Who can resist the wonders of the Internet? Virtually no one; it’s the rare individual who is truly “off the grid.”

Thus today, the warning of Jack Williamson—that new technology would be so seductive that everybody wants in on it, even without understanding its risks—seems to be entirely unheeded.

Yes, we all know that the Internet is rife with abuse, and with the potential for even more abuse. Here, for example, is an August 7 Washington Post headline, “These 42 Disney apps are allegedly spying on your kids.” The story detailed allegations, filed in a federal lawsuit, that Disney has been secretly collecting personal information on its young customers and sharing that data illegally with advertisers. So yes, even a supposedly wholesome company such as Disney is fully in on the digital dark arts.

Yet even so, people of all ages are still becoming ever more “wired,” such that the stock-market value of the GAFA companies is today measured in the trillions—Apple’s capitalization alone is more than $900 billion.

To be sure, there are still some prophets alive today, offering warnings. One who sees the danger clearly is the controversial hacker-activist Julian Assange.  In a speech to Cambridge University in 2011, Assange described the Internet as “the greatest spying machine the world has ever seen,” adding that the Net:

. . . is not a technology that favors freedom of speech. It is not a technology that favors human rights.  It is not a technology that favors civil life.  Rather it is a technology that can be used to set up a totalitarian spying regime, the likes of which we have never seen. [emphasis added]

Other informed observers have echoed Assange’s point. One such is Jonathan Taplin of the University of Southern California, author of the 2017 book, Move Fast and Break Things: How Facebook, Google, and Amazon Cornered Culture and Undermined Democracy. And yes, it’s available on Amazon; the tech companies seem to think they are beyond the reach of any critic.  Still, Taplin keeps after them, saying recently that the techsters “are in the surveillance capitalism business. Their sole reason for being is to vacuum up as much data on two billion people as they can.”

And by now, of course, we’ve started to see where that can lead. Or can we? Interestingly, the human-powered tech companies of today are themselves hurtling into something even newer and more unknown: Artificial Intelligence (AI). We can recall that it was a fictional AI that formed the basis of the Terminator movies—in which a computer rebellion nearly exterminates humanity.

The 1984 film “The Terminator” spawned four sequels. (Credit/Paramount Pictures) 

In the real world, plenty of informed observers—including the physicist Stephen Hawking and entrepreneurs Bill Gates and Elon Musk—think AI is a deadly threat. Indeed, in January 2015, hundreds of concerned experts co-signed an open letter, in which they warned:

We could one day lose control of AI systems via the rise of superintelligences that do not act in accordance with human wishes—and that such powerful systems would threaten humanity.

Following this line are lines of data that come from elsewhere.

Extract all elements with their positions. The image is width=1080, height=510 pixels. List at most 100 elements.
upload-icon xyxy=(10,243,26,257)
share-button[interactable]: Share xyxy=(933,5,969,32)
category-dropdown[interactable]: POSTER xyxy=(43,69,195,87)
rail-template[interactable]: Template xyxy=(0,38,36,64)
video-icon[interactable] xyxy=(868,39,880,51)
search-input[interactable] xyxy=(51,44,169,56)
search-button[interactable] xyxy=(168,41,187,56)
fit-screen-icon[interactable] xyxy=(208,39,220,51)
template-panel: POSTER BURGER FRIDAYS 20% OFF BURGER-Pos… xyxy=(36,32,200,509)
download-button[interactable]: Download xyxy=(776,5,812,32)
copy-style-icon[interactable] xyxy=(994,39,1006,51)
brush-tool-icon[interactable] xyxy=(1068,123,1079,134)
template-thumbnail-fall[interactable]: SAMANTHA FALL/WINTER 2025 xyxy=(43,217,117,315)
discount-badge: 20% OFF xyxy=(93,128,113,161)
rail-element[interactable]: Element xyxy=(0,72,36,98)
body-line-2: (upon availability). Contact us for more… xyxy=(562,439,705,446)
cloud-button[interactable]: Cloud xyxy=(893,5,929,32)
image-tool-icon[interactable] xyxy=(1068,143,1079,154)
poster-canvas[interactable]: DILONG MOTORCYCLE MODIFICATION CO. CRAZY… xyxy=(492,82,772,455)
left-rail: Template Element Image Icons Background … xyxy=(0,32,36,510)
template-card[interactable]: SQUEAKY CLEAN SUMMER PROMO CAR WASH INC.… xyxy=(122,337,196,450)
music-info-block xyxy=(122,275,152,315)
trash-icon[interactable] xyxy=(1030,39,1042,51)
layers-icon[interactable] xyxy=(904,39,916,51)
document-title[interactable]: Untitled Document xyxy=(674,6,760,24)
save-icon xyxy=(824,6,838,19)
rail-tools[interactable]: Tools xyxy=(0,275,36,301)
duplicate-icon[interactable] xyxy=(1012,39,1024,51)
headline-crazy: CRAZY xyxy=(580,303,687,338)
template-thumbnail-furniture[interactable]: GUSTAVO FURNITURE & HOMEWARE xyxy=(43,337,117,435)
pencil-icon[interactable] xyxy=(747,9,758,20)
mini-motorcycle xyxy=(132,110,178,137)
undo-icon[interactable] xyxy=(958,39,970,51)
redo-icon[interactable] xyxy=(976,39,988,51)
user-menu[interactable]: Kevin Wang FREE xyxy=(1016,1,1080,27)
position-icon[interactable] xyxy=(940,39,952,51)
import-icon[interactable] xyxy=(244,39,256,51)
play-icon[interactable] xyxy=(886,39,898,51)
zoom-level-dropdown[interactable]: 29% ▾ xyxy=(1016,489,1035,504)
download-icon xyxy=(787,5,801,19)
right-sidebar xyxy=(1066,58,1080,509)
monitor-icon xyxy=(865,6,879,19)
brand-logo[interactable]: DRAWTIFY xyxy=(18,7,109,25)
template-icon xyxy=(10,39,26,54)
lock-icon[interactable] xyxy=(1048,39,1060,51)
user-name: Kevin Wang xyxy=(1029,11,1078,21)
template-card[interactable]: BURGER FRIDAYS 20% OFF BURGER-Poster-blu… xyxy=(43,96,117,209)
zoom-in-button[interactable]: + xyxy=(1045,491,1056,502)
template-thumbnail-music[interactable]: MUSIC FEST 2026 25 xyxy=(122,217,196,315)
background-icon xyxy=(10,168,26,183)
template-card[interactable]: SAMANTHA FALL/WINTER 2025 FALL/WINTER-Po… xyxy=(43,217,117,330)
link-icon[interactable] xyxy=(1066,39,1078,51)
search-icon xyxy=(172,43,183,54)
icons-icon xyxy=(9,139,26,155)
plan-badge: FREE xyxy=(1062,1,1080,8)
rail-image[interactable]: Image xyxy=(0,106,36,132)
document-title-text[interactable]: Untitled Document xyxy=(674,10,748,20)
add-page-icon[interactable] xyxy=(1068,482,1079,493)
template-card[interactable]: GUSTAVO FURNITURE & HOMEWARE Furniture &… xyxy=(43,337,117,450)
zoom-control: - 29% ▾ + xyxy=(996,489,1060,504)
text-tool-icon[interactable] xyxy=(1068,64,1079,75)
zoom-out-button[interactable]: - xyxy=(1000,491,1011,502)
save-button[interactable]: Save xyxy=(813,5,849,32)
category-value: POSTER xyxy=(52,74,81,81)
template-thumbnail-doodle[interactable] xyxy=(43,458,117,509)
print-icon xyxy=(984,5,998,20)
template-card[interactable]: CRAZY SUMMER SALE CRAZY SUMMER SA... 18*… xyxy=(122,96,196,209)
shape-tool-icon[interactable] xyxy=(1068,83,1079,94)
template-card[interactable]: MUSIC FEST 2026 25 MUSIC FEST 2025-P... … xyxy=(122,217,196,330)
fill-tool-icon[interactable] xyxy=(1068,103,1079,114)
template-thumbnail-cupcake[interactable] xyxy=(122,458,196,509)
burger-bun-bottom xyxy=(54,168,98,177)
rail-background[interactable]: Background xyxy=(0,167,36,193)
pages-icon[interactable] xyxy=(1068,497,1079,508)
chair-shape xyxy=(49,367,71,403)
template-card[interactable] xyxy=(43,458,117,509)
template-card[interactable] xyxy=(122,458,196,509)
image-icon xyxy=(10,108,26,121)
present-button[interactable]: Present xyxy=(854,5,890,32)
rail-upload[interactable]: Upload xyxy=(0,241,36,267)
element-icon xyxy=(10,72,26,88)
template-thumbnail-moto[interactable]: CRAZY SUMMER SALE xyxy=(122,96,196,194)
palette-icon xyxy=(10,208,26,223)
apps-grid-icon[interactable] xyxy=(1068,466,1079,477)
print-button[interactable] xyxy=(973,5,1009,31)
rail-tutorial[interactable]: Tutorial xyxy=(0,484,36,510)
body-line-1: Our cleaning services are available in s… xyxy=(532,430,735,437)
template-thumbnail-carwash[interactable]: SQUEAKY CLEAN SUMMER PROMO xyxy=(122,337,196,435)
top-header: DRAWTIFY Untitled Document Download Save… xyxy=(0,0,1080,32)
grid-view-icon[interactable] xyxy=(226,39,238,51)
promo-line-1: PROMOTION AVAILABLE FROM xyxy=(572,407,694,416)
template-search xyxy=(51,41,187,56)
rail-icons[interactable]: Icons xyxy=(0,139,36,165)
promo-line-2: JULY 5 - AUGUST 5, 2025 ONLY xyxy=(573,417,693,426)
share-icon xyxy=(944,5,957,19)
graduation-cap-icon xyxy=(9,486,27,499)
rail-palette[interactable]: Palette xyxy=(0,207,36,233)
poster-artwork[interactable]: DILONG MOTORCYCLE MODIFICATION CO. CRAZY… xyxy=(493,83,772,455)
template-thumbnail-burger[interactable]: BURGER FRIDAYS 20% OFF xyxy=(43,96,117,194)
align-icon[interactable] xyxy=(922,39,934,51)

Yet interestingly, in the nearly three years since that warning, nothing has been done. To be sure, there’s been plenty of talk, but there’s been no regulation.

Admittedly, it’s far from certain that any regulation is even possible anymore, because legislators and regulators might never be able to police what’s being invented.  Indeed, the anti-AI-ers are facing plenty of powerful pushback. For example, Facebook CEO Mark Zuckerberg, whose company already makes extensive use of AI, has dismissed the criticisms as “pretty irresponsible.”

In other words, for Facebook, it’s full speed ahead, and we have no idea what’s happening in the even more opaque companies and bureaucracies of China and Russia.

This is our scary world today: a little bit of the overt political tyranny of 1984, and a lot of the covert technological enticement of With Folded Hands.

So what’s going to happen to us?  It’s impossible to know.  The only thing we humans can say for sure is this: We were warned.